Why are the Dates of Purim Celebrations dependent on the Location?

Purim is different from all other Jewish holidays in at least one very interesting aspect. Purim is observed in some places exclusively on the 14th of Adar and in others, exclusively on the 15th (Shushan Purim). The specific day on which Purim is celebrated depends on the localtion; in places where Purim is celebrated on the fourteenth, it is not celebrated on the fifteenth and vice versa.

The original observance of Purim as a festival was established by the Sages and the Prophets who decreed that it be observed in every generation, as we read in the Megillah: To establish these days of Purim at their appropriate time (9:31). They explained: "these days. at their appropriate time", i.e., the time appropriate for one [city] is not appropriate for the other [city].

Why were different days established as Purim in different cities? Why wasn't one day chosen as Purim in all cities, just as other festivals are celebrated on the same day in every city?

We find that even in the times of Mordechai and Esther, Purim was celebrated on a different day in Shushan than in the other cities. In all other cities, the battle took place on the thirteenth of Adar and the people rested and celebrated on the fourteenth of Adar. In Shushan however, the battle took place on the thirteenth and fourteenth of Adar and the people rested and celebrated only on the fifteenth.

It was therefore proper that only the city of Shushan should celebrate on the fifteenth of Adar, for it was only there that Purim was celebrated on that day. The Sages of that era, however, wished to accord honor to Jerusalem and to the Land of Israel which was desolate at the time.

They therefore issued the following ruling: Shushan ? where the miracle occurred ? has an importance of its own and celebrates Purim on the fifteenth, even though it was not settled and thus did not have a surrounding wall at the time of Yehoshua bin Nun (Joshua). Other cities which were settled and had walls at the time of Yehoshua bin Nun, even if they are in a state of ruin and are no longer surrounded by walls, are considered to be important. They are therefore accorded the status of Shushan and celebrate Purim on the fifteenth. Cities which did not have surrounding walls at the time of Yehoshua bin Nun ? even if they have walls surrounding them today ? are to celebrate Purim on the fourteenth of Adar.

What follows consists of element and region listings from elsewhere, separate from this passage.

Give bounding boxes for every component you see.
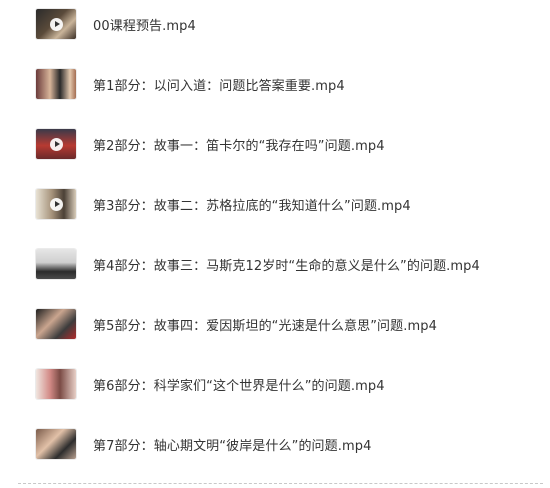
- file-name: 第1部分：以问入道：问题比答案重要.mp4: [93, 78, 345, 94]
- play-icon: [49, 137, 63, 151]
- video-thumbnail-icon: [36, 189, 76, 219]
- video-thumbnail-icon: [36, 249, 76, 279]
- list-item[interactable]: 第7部分：轴心期文明“彼岸是什么”的问题.mp4: [36, 428, 536, 460]
- list-item[interactable]: 第4部分：故事三：马斯克12岁时“生命的意义是什么”的问题.mp4: [36, 248, 536, 280]
- list-item[interactable]: 第2部分：故事一：笛卡尔的“我存在吗”问题.mp4: [36, 128, 536, 160]
- file-name: 第2部分：故事一：笛卡尔的“我存在吗”问题.mp4: [93, 138, 385, 154]
- play-icon: [49, 197, 63, 211]
- file-name: 00课程预告.mp4: [93, 18, 196, 34]
- file-list: 00课程预告.mp4 第1部分：以问入道：问题比答案重要.mp4 第2部分：故事…: [0, 0, 550, 488]
- list-item[interactable]: 00课程预告.mp4: [36, 8, 536, 40]
- list-item[interactable]: 第6部分：科学家们“这个世界是什么”的问题.mp4: [36, 368, 536, 400]
- video-thumbnail-icon: [36, 69, 76, 99]
- play-icon: [49, 17, 63, 31]
- video-thumbnail-icon: [36, 129, 76, 159]
- video-thumbnail-icon: [36, 429, 76, 459]
- divider: [18, 483, 543, 484]
- file-name: 第3部分：故事二：苏格拉底的“我知道什么”问题.mp4: [93, 198, 411, 214]
- video-thumbnail-icon: [36, 9, 76, 39]
- list-item[interactable]: 第3部分：故事二：苏格拉底的“我知道什么”问题.mp4: [36, 188, 536, 220]
- list-item[interactable]: 第1部分：以问入道：问题比答案重要.mp4: [36, 68, 536, 100]
- file-name: 第7部分：轴心期文明“彼岸是什么”的问题.mp4: [93, 438, 372, 454]
- file-name: 第4部分：故事三：马斯克12岁时“生命的意义是什么”的问题.mp4: [93, 258, 480, 274]
- video-thumbnail-icon: [36, 369, 76, 399]
- file-name: 第6部分：科学家们“这个世界是什么”的问题.mp4: [93, 378, 385, 394]
- video-thumbnail-icon: [36, 309, 76, 339]
- file-name: 第5部分：故事四：爱因斯坦的“光速是什么意思”问题.mp4: [93, 318, 437, 334]
- list-item[interactable]: 第5部分：故事四：爱因斯坦的“光速是什么意思”问题.mp4: [36, 308, 536, 340]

The criteria for judging whether a city is given the status of Shushan or not ?regarding celebrating Purim on the fifteenth rather than the fourteenth ? is thus linked to the state of that city at the time of Yehoshua bin Nun. Its present state is not taken into account; i.e., even if the cities in the Land of Israel were desolate at the time that Purim was established, the fact that they were settled and surrounded by walls when Yehoshua bin Nun conquered the Land of Israel gives them an importance which makes them equivalent to Shushan. Their present state of destruction [i.e., at the time when the Sages established Purim] is considered to be temporary.

As regards cities outside the Land of Israel: Even though they may be considered important and may be surrounded by walls today, since they were not important at the time of Yehoshua bin Nun, they are not given the status of Shushan, and Purim is celebrated on the fourteenth.

Hence, the Purim which is celebrated on the fourteenth of Adar is referred to as Purim of the "open" [i.e., unwalled, or less important] cities, whereas the Purim which is celebrated on the fifteenth is referred to as Purim of the walled (major cities).

Today, the only city in which Purim is celebrated on the fifteenth of Adar ? besides Shushan ? is Jerusalem. Although the Me illah is also read on the fifteenth of Adar in a number of other cities in the Land of Israel: Acre, Jaffa, and Tiberias, this is only a custom based on the possibility that they may have been surrounded by walls at the time of Joshua. These cities celebrate Purim on the fourteenth; the additional Megillah reading on the fifteenth is a stringency based on doubt as to their status and thus, they do not recite the blessings when reading on the fifteenth.